OpenAI setting the pace for EU regulators, as GPAIs throw a wrench into AI Act
The boom in Artificial Intelligence has regulators trying to catch up with technology that advances its capabilities by the day. As OpenAI’s ChatGPT and its cousins in General Purpose Artificial Intelligence (GPAI) create waves across industries and governments, the technology perhaps provides its own best analogy with the self-driving car: it is impressive — until it runs over a pedestrian.
Barely four months into its public life, OpenAI’s ChatGPT has upended European efforts to formalize the Artificial Intelligence Act, the flagship legislation to create safeguards and standards to apply to AI. According to Politico, the current draft of the AI Act aims to curtail potential harm; it addresses what it calls “high-risk” AI and restricts certain applications, such as social scoring, manipulation and some uses of facial recognition. But large language models such as ChatGPT, which have a broad range of applications, are categorized as General Purpose AI (GPAI) — and are therefore harder to pin down on a regulatory level.
On March 14, EU lawmakers put forth an amendment that would require GPAI providers to comply with standards initially designed for high-risk applications deemed likely to cause harm. According to Euractiv, the new draft requires large language models to undergo “external audits testing their performance, predictability, interpretability, corrigibility, safety and cybersecurity in line with the AI Act’s strictest requirements.”
Response to the proposal has been mixed, with opponents expressing concern about overreach, and activists arguing that the law does not go deep enough and needs to apply not just to text-making systems, but to other kinds of GPAIs, as well.
GPT-4: image in, text out
OpenAI continues to push development, with the release of GPT-4, the newest generation of its foundational AI model. As reported in Techmonitor, unlike its predecessor (3.5, which powers the current version of ChatGPT), the system can intake both text and images, and output text based on pictures.
“GPT-4 is a large multimodal model (accepting image and text inputs, emitting text outputs) that, while less capable than humans in many real-world scenarios, exhibits human-level performance on various professional and academic benchmarks,” reads a post on OpenAI’s blog.
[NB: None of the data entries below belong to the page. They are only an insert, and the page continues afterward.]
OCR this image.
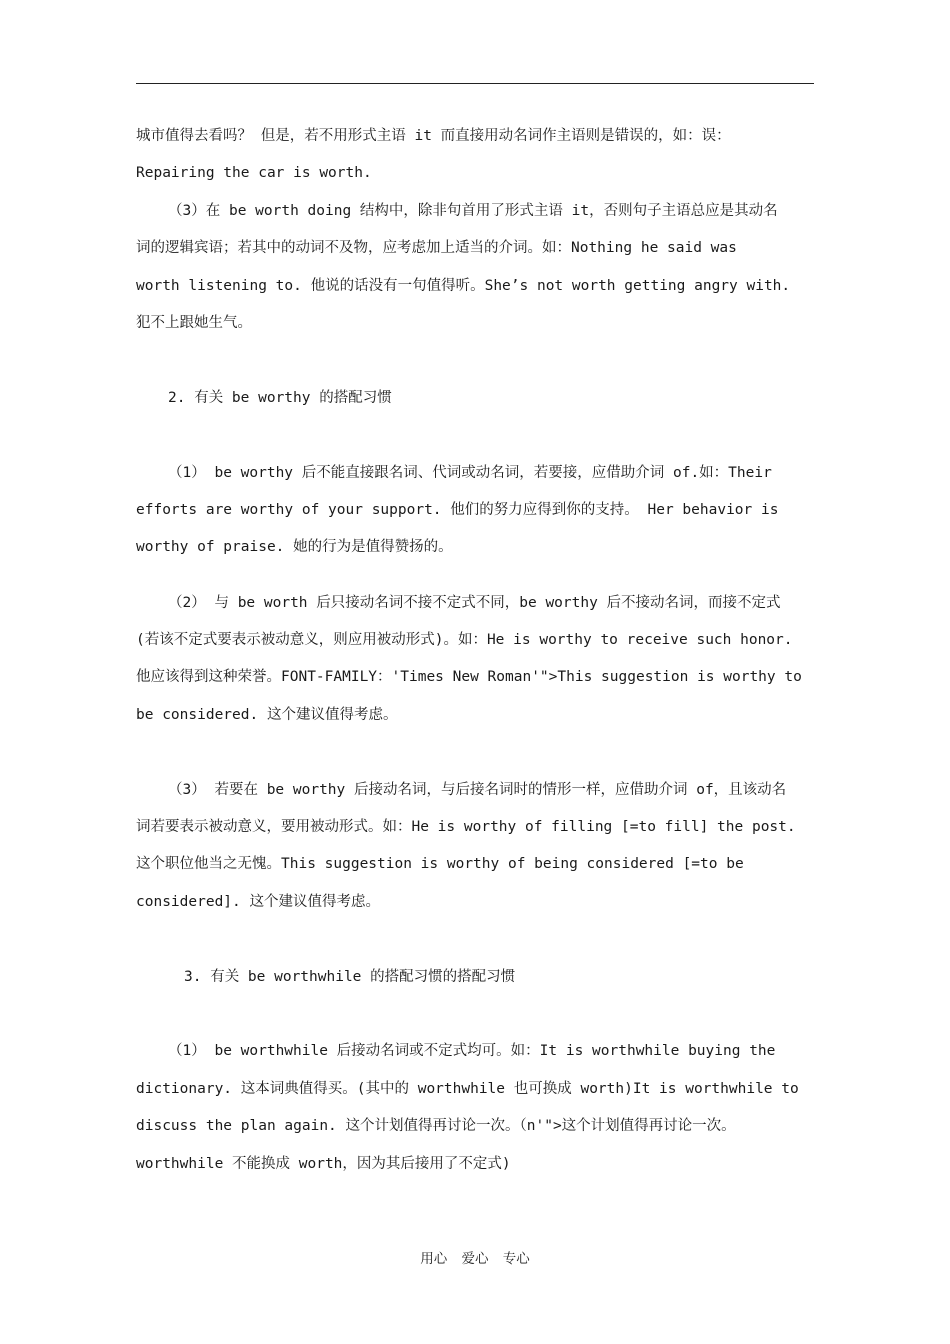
城市值得去看吗？ 但是，若不用形式主语 it 而直接用动名词作主语则是错误的，如：误：
Repairing the car is worth.
（3）在 be worth doing 结构中，除非句首用了形式主语 it，否则句子主语总应是其动名
词的逻辑宾语；若其中的动词不及物，应考虑加上适当的介词。如：Nothing he said was
worth listening to. 他说的话没有一句值得听。She’s not worth getting angry with.
犯不上跟她生气。
2. 有关 be worthy 的搭配习惯
（1） be worthy 后不能直接跟名词、代词或动名词，若要接，应借助介词 of.如：Their
efforts are worthy of your support. 他们的努力应得到你的支持。 Her behavior is
worthy of praise. 她的行为是值得赞扬的。
（2） 与 be worth 后只接动名词不接不定式不同，be worthy 后不接动名词，而接不定式
(若该不定式要表示被动意义，则应用被动形式)。如：He is worthy to receive such honor.
他应该得到这种荣誉。FONT-FAMILY：'Times New Roman'">This suggestion is worthy to
be considered. 这个建议值得考虑。
（3） 若要在 be worthy 后接动名词，与后接名词时的情形一样，应借助介词 of，且该动名
词若要表示被动意义，要用被动形式。如：He is worthy of filling [=to fill] the post.
这个职位他当之无愧。This suggestion is worthy of being considered [=to be
considered]. 这个建议值得考虑。
3. 有关 be worthwhile 的搭配习惯的搭配习惯
（1） be worthwhile 后接动名词或不定式均可。如：It is worthwhile buying the
dictionary. 这本词典值得买。(其中的 worthwhile 也可换成 worth)It is worthwhile to
discuss the plan again. 这个计划值得再讨论一次。（n'">这个计划值得再讨论一次。
worthwhile 不能换成 worth，因为其后接用了不定式)
用心 爱心 专心
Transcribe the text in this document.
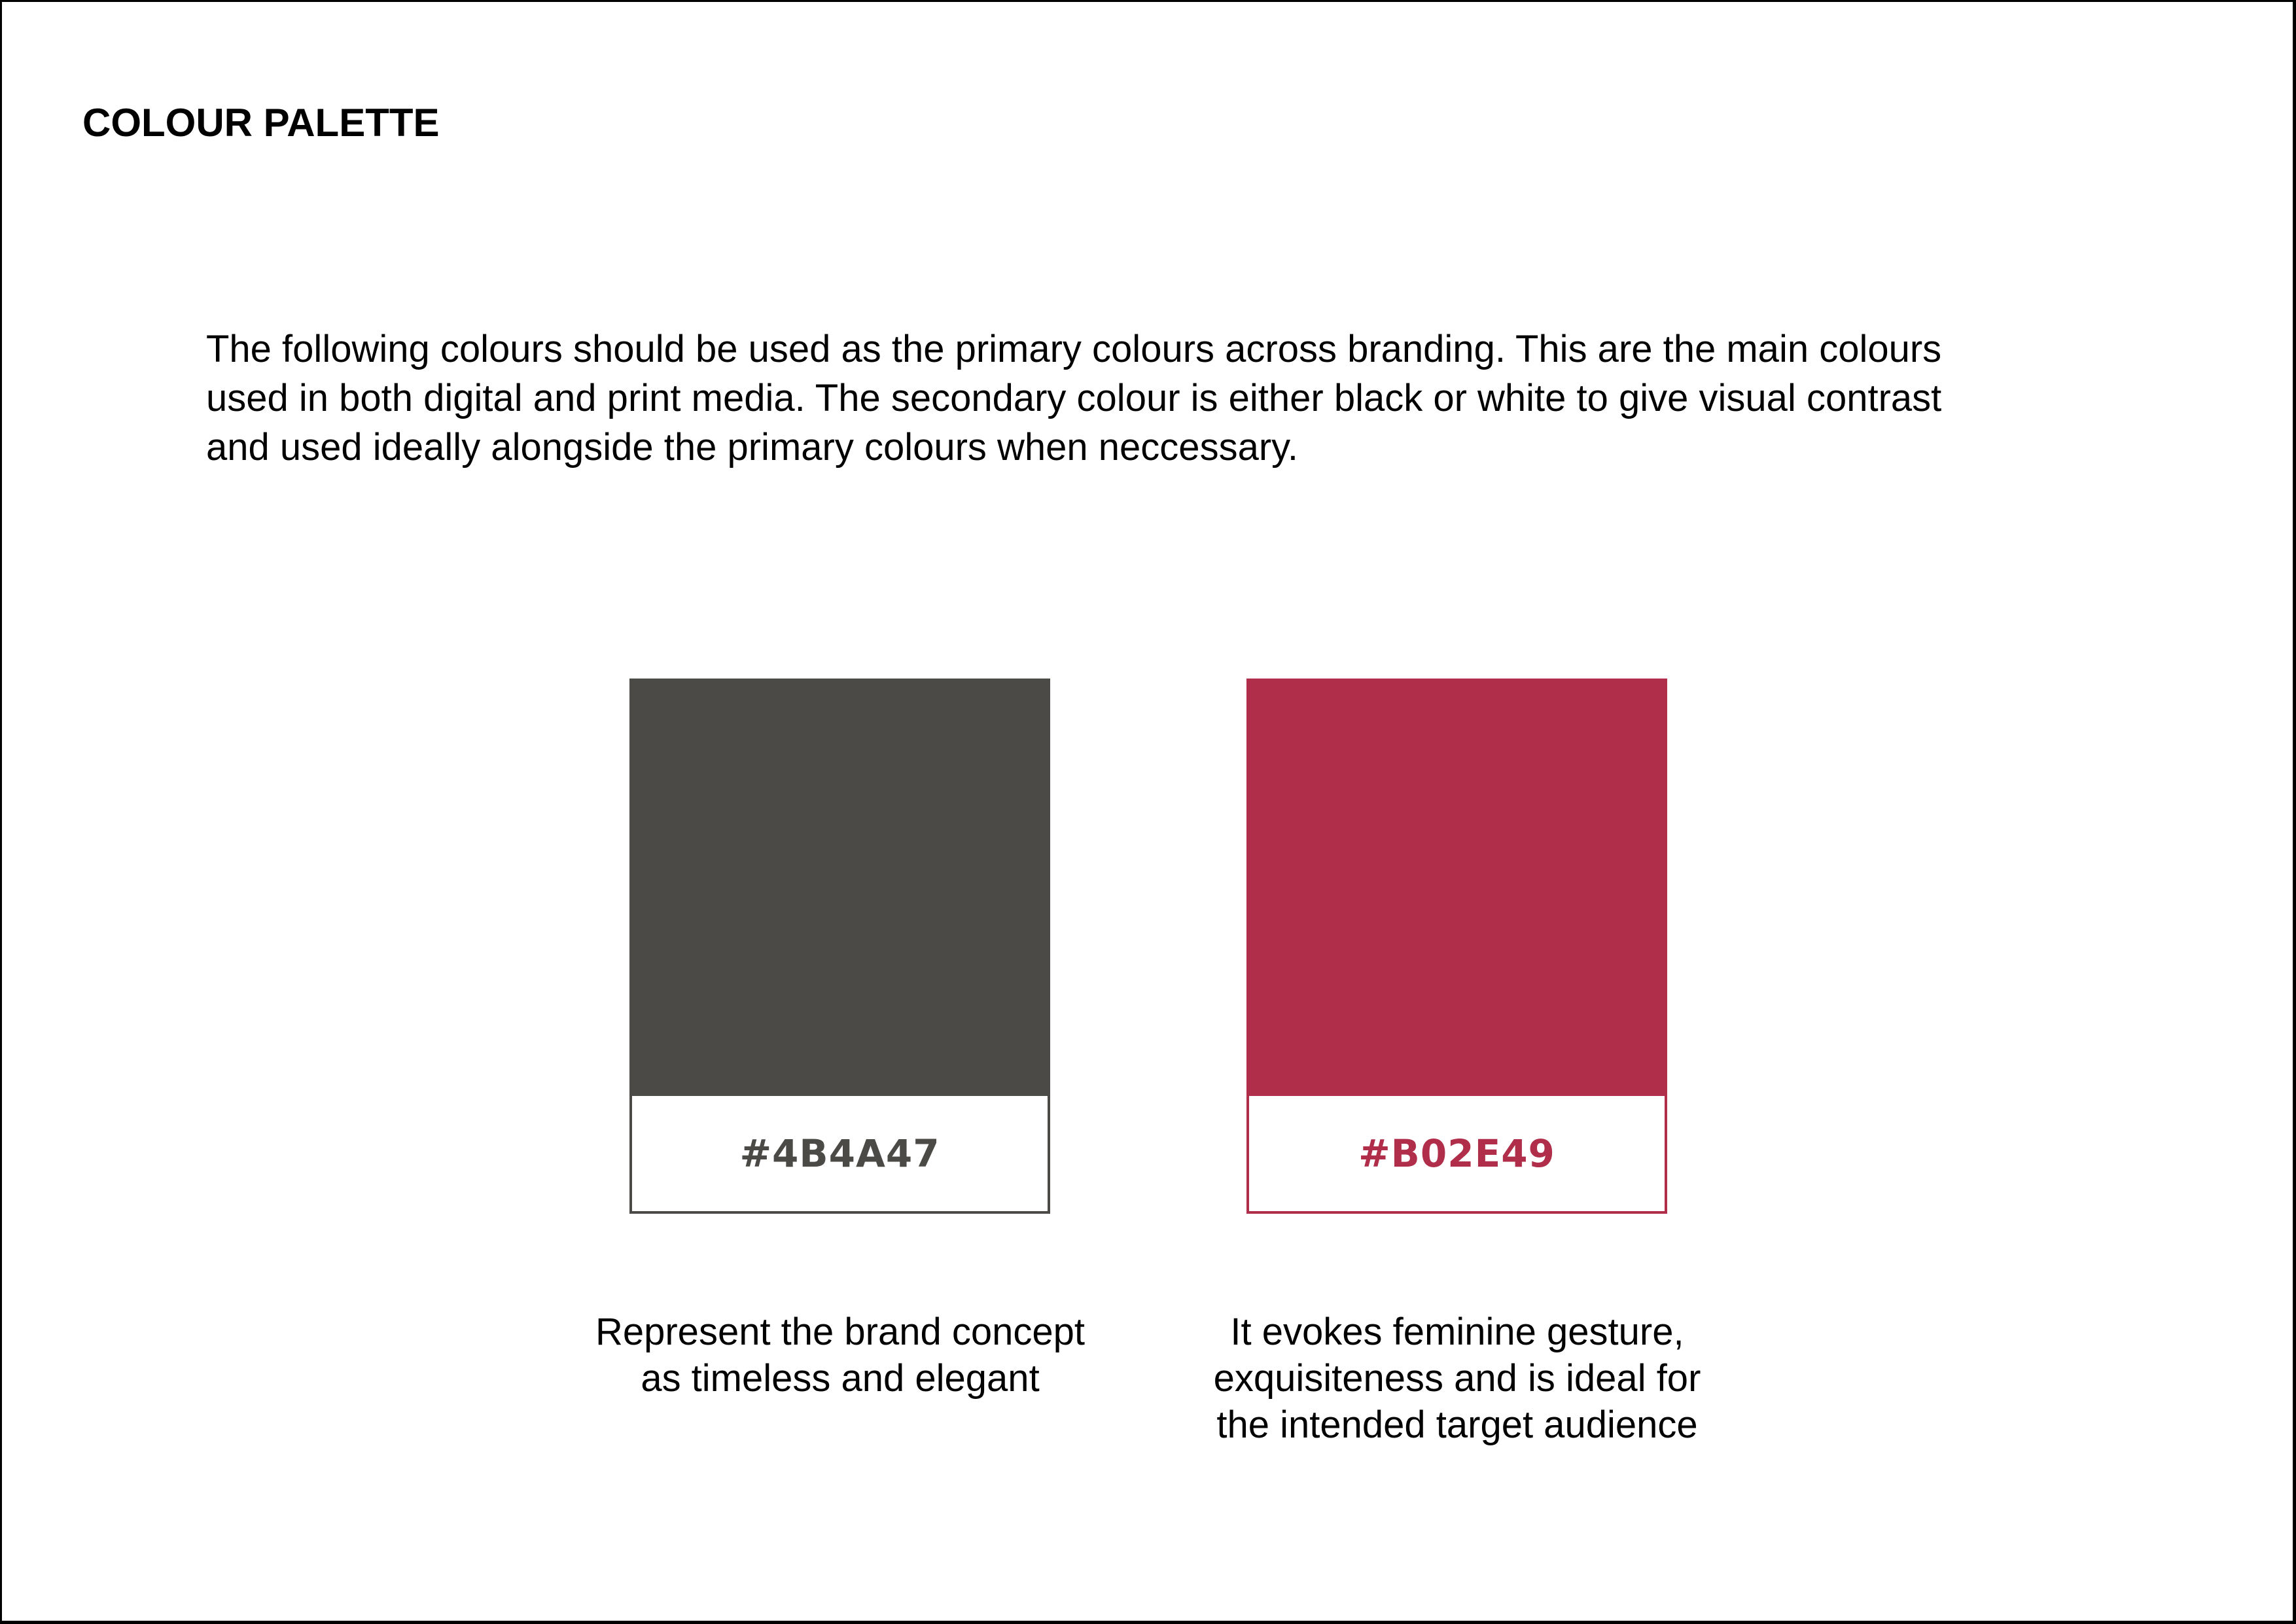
COLOUR PALETTE
The following colours should be used as the primary colours across branding. This are the main colours
used in both digital and print media. The secondary colour is either black or white to give visual contrast
and used ideally alongside the primary colours when neccessary.
#4B4A47	#B02E49
Represent the brand concept
as timeless and elegant
It evokes feminine gesture,
exquisiteness and is ideal for
the intended target audience
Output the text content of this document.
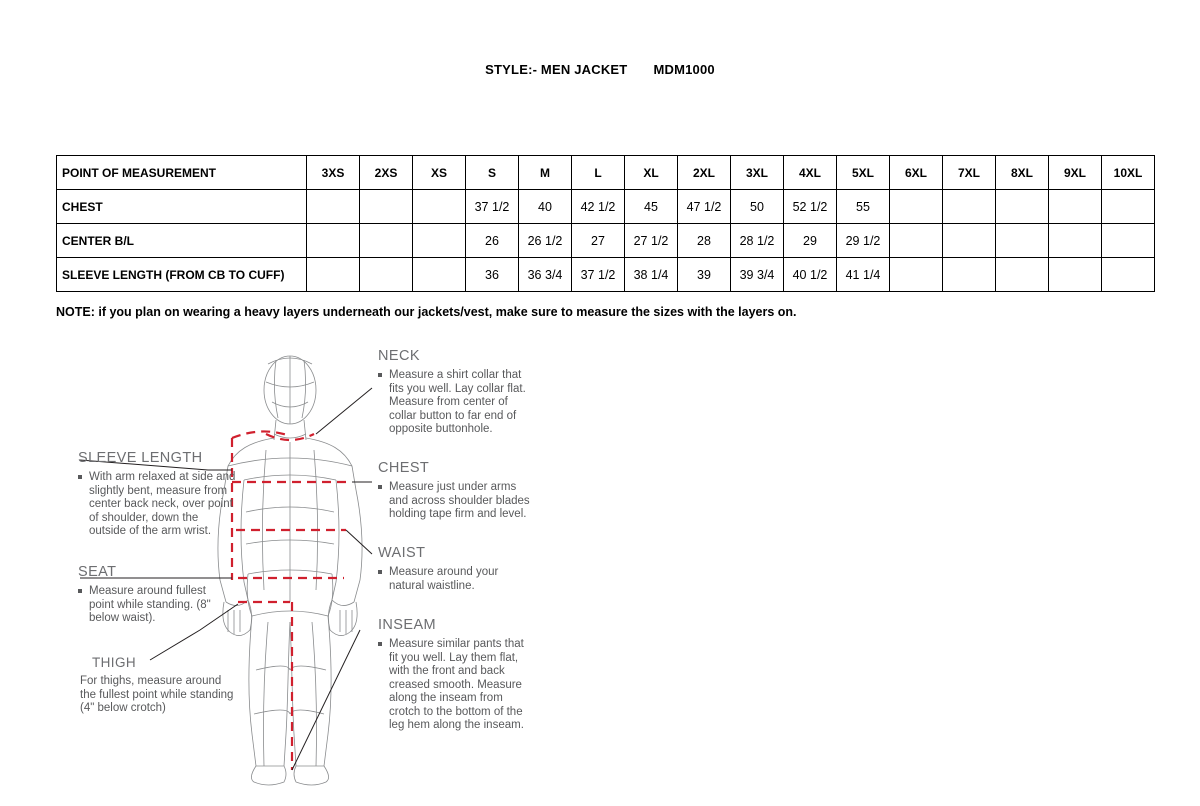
STYLE:- MEN JACKET MDM1000
POINT OF MEASUREMENT	3XS	2XS	XS	S	M	L	XL	2XL	3XL	4XL	5XL	6XL	7XL	8XL	9XL	10XL
CHEST				37 1/2	40	42 1/2	45	47 1/2	50	52 1/2	55					
CENTER B/L				26	26 1/2	27	27 1/2	28	28 1/2	29	29 1/2					
SLEEVE LENGTH (FROM CB TO CUFF)				36	36 3/4	37 1/2	38 1/4	39	39 3/4	40 1/2	41 1/4					
NOTE: if you plan on wearing a heavy layers underneath our jackets/vest, make sure to measure the sizes with the layers on.
NECK
Measure a shirt collar that fits you well. Lay collar flat. Measure from center of collar button to far end of opposite buttonhole.
CHEST
Measure just under arms and across shoulder blades holding tape firm and level.
WAIST
Measure around your natural waistline.
INSEAM
Measure similar pants that fit you well. Lay them flat, with the front and back creased smooth. Measure along the inseam from crotch to the bottom of the leg hem along the inseam.
SLEEVE LENGTH
With arm relaxed at side and slightly bent, measure from center back neck, over point of shoulder, down the outside of the arm wrist.
SEAT
Measure around fullest point while standing. (8" below waist).
THIGH
For thighs, measure around the fullest point while standing (4" below crotch)
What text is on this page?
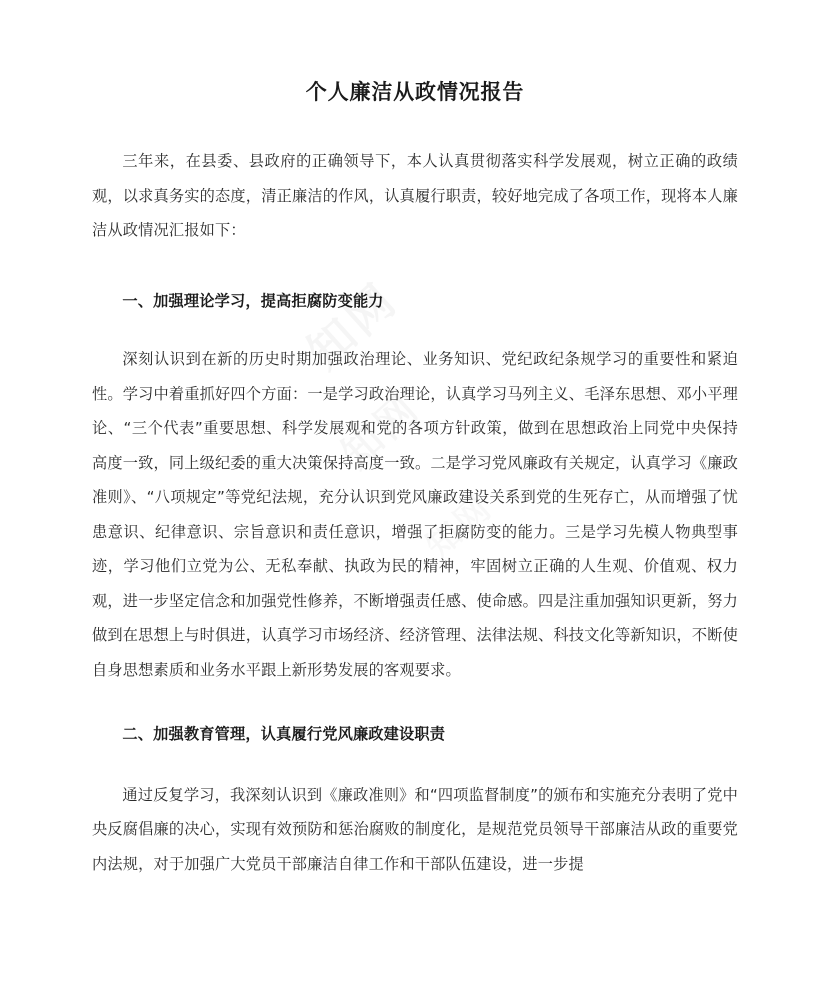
个人廉洁从政情况报告

三年来，在县委、县政府的正确领导下，本人认真贯彻落实科学发展观，树立正确的政绩观，以求真务实的态度，清正廉洁的作风，认真履行职责，较好地完成了各项工作，现将本人廉洁从政情况汇报如下：

一、加强理论学习，提高拒腐防变能力

深刻认识到在新的历史时期加强政治理论、业务知识、党纪政纪条规学习的重要性和紧迫性。学习中着重抓好四个方面：一是学习政治理论，认真学习马列主义、毛泽东思想、邓小平理论、“三个代表”重要思想、科学发展观和党的各项方针政策，做到在思想政治上同党中央保持高度一致，同上级纪委的重大决策保持高度一致。二是学习党风廉政有关规定，认真学习《廉政准则》、“八项规定”等党纪法规，充分认识到党风廉政建设关系到党的生死存亡，从而增强了忧患意识、纪律意识、宗旨意识和责任意识，增强了拒腐防变的能力。三是学习先模人物典型事迹，学习他们立党为公、无私奉献、执政为民的精神，牢固树立正确的人生观、价值观、权力观，进一步坚定信念和加强党性修养，不断增强责任感、使命感。四是注重加强知识更新，努力做到在思想上与时俱进，认真学习市场经济、经济管理、法律法规、科技文化等新知识，不断使自身思想素质和业务水平跟上新形势发展的客观要求。

二、加强教育管理，认真履行党风廉政建设职责

通过反复学习，我深刻认识到《廉政准则》和“四项监督制度”的颁布和实施充分表明了党中央反腐倡廉的决心，实现有效预防和惩治腐败的制度化，是规范党员领导干部廉洁从政的重要党内法规，对于加强广大党员干部廉洁自律工作和干部队伍建设，进一步提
GPT-4’s image capabilities will only be available to one client, for now: Be My Eyes, an app that uses AI and video to assist people with visual impairments. However, its language component will be integrated into ChatGPT, and companies such as Duolingo have plans to incorporate it into language learning apps.
“As we continue to focus on reliable scaling,” says the company’s blog, “we aim to hone our methodology to help us predict and prepare for future capabilities increasingly far in advance — something we view as critical for safety.”
If OpenAI’s current pace is any indication, the question of oversight will quickly become urgent. With a fresh $10 billion investment from Microsoft behind it, the San Francisco-based research lab — which was founded in 2015 by, among others, Elon Musk and Peter Thiel, and has both non-profit and for-profit arms — is speeding ahead with new technological jumps; there was speculation that GPT-4 might come with video capability, and while that was not the case, it is sure to arrive eventually.
Human oversight is a key piece in the European AI Act’s regulatory framework. But, writing in The Parliament magazine, Johannes Walter, a German researcher and academic, argues that evidence shows human oversight can too often fail. He points to studies showing that people cannot always discern poor algorithmic recommendations, and to evidence from the world of policing and healthcare, where human oversight has not prevented technological bias.
“The problem with the AI Act is that it presupposes that AI systems have always been designed in such a way that human oversight will be effective,” says Walter. “As evidenced by self-driving cars that allow their operators to become distracted for extended periods, this is clearly not the case. It is therefore critical for each high-risk application to test whether humans can successfully exploit algorithmic advice when it is of high quality and ignore or correct it when the advice is poor.”
Walter says changes to the AI Act could address the issue, and suggests randomized controlled trials to determine the effectiveness of human oversight.
“Ensuring that human oversight works as intended is key to prevent future discriminatory decisions or further casualties.”